I failed to link that March 7th press release and I should have....it has details in it that didn't get much attention here and that might be worth reviewing:
http://www.ipharminc.com/press-release/2022/3/7/innovation-pharmaceuticals-reports-additional-findings-based-on-review-of-brilacidin-phase-2-covid-19-trial-results-and-compassionate-use-cases

For example re: "most COVID-19 patients will get heparin anyway" there's this:

Standard-of-Care (SoC)
Review of Brilacidin Phase 2 COVID-19 trial data showed most patients (>87 percent) received treatment with systemic corticosteroids (generally at high doses, and for long durations), and treatment with mucolytics (>82 percent), antivirals (>68 percent), analgesics (>56 percent), immunosuppressants (>45 percent), anti-thrombotic agents (>97 percent), and other supportive medications as SoC for COVID-19.

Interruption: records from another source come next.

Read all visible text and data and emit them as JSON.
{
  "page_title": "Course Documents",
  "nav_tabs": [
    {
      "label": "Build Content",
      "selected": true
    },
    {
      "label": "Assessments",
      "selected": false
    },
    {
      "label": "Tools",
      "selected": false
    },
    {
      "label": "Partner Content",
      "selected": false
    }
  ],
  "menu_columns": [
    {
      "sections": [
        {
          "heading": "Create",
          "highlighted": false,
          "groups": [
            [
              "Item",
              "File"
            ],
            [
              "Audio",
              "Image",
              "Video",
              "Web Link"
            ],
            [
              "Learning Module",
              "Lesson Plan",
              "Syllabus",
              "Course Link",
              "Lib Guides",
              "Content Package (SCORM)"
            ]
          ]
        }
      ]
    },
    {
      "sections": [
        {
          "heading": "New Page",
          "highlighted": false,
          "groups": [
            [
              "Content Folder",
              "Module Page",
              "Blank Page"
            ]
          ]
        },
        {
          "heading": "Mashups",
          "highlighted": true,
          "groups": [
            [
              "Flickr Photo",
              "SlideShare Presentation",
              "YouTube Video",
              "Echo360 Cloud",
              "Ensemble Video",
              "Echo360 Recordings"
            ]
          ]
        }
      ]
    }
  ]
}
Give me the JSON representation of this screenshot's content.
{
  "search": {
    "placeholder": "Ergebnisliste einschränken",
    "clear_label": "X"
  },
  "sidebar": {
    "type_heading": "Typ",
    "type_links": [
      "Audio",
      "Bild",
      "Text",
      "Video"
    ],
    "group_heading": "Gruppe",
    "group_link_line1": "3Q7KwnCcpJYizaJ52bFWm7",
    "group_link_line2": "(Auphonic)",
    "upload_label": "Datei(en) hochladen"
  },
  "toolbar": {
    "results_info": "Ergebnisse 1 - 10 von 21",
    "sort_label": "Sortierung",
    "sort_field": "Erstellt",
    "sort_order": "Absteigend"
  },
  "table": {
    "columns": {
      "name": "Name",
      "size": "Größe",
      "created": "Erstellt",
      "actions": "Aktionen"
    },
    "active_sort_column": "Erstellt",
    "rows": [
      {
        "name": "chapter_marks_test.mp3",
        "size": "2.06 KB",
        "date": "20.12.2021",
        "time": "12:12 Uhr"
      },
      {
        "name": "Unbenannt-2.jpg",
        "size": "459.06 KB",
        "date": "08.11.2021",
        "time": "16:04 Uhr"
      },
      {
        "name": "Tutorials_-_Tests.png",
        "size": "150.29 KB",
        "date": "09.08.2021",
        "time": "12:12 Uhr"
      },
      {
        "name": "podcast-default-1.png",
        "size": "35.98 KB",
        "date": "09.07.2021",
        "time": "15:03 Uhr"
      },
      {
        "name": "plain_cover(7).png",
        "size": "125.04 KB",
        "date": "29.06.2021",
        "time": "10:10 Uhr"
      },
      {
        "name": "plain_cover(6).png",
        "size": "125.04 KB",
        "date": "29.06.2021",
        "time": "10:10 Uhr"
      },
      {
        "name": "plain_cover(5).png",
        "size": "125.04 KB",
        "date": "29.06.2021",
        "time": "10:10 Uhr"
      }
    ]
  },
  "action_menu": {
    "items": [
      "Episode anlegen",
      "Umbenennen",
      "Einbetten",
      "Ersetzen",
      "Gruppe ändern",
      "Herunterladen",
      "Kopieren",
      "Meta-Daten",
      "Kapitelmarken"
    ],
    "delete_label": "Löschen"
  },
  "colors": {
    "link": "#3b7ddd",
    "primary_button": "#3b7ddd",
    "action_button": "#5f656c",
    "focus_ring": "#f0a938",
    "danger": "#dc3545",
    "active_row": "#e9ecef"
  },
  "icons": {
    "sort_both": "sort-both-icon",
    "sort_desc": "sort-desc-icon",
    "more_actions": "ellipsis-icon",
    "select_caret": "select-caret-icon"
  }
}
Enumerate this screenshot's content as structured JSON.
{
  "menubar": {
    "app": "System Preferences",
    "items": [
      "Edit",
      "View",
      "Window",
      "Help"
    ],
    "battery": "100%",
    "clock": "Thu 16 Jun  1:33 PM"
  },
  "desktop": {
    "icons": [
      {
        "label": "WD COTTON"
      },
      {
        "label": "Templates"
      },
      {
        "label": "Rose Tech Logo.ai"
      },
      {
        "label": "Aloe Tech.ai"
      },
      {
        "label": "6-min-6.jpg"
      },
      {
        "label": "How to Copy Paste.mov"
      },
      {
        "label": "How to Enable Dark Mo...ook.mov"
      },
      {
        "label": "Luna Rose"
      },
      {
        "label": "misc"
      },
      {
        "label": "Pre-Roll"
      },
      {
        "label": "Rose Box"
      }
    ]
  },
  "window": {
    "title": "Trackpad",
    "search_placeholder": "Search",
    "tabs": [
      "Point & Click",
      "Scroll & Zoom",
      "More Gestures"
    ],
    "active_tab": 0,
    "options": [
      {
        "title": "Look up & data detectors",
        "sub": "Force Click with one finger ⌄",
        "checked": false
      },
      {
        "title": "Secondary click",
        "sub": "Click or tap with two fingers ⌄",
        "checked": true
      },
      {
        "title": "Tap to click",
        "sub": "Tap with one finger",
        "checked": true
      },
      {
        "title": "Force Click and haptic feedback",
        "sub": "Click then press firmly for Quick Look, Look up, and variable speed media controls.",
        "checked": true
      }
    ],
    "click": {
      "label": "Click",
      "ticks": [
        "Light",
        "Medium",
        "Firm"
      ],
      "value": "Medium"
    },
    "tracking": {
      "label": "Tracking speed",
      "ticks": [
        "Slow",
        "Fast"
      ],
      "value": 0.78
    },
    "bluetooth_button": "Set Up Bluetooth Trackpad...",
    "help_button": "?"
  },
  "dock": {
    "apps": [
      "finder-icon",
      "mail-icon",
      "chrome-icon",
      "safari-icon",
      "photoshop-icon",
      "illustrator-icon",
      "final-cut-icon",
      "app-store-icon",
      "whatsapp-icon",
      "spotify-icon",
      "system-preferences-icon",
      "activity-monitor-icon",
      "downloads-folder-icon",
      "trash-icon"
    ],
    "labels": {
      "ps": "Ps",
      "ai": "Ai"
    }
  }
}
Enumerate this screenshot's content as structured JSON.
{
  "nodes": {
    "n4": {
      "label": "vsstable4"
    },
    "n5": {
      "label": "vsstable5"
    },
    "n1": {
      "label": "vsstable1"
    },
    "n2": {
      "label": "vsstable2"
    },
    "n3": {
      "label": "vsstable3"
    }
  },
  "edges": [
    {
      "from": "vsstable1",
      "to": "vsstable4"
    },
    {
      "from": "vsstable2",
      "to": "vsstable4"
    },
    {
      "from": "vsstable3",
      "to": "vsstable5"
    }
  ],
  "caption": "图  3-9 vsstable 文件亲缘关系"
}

I may be mistaken but I think that anti-thrombotic agent is likely heparin.
"Only" 68%+ patients got antivirals. Doesn't that mean that 1/3 of them DIDN'T get Remdesivir?
The Standard of Care seems to have been anything but standard.

"Such implementation of a more aggressive COVID-19 SOC, as has been reported by other companies evaluating COVID-19 trial results, may have contributed to an overall lessening of observable Brilacidin treatment effects."